Há um movimento em curso. A moda já não se limita às passarelas nem às páginas impressas. Ela se expande, negocia espaço e redefine quem tem voz.

É nesse ponto que Malu Borges surge como personagem central.

A influenciadora brasileira foi convidada pela Disney para assinar uma coluna na Runway, a revista icônica do universo de O Diabo Veste Prada, que retorna agora em uma edição impressa especial pensada para a continuação do filme.
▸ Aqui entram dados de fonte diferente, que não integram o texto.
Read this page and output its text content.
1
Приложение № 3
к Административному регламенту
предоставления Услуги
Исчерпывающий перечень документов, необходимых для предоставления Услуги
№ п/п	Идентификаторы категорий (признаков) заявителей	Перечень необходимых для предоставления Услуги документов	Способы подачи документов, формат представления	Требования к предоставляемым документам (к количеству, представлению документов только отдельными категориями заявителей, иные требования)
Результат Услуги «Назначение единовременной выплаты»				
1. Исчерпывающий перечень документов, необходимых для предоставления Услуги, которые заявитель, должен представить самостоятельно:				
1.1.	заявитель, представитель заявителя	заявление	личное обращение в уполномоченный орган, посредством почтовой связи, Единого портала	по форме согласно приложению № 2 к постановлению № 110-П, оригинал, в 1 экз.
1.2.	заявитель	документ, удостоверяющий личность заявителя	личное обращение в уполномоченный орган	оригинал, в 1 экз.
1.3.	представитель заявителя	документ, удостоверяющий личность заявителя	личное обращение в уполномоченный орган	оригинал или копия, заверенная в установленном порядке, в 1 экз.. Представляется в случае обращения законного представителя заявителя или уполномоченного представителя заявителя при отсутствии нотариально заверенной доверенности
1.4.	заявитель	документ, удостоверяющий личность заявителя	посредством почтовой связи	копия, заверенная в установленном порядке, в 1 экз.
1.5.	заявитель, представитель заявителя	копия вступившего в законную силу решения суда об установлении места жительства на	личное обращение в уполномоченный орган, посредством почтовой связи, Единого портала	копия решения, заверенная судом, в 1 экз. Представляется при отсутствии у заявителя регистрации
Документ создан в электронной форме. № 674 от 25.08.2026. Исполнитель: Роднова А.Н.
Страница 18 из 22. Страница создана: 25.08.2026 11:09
Não se trata apenas de uma ação promocional. Há estratégia. Ao trazer a Runway para o mundo real, o projeto amplia a narrativa do cinema e, ao mesmo tempo, legitima novos nomes dentro de uma indústria historicamente fechada.

Malu é a única brasileira no casting internacional. Um recorte que diz menos sobre exclusividade e mais sobre reposicionamento. Influência, hoje, também é linguagem de poder.

O anúncio veio em formato de vídeo. Do outro lado, Miranda Priestly mantém o tom preciso que a consagrou. “That’s all”, encerra. Frio, direto, simbólico.

Há ainda a presença confirmada na première em Nova York. Ao lado de Anne Hathaway, Meryl Streep e Emily Blunt, Malu ocupa um espaço que, até pouco tempo, parecia distante.

A fala da influenciadora é simples. “Cresci assistindo esse filme. Estar nesse universo hoje é surreal.”

Talvez seja mesmo. Mas o que está em jogo vai além da realização pessoal.

É a consolidação de uma nova lógica. Onde conteúdo, imagem e influência deixam de ser periféricos e passam a disputar protagonismo dentro da indústria.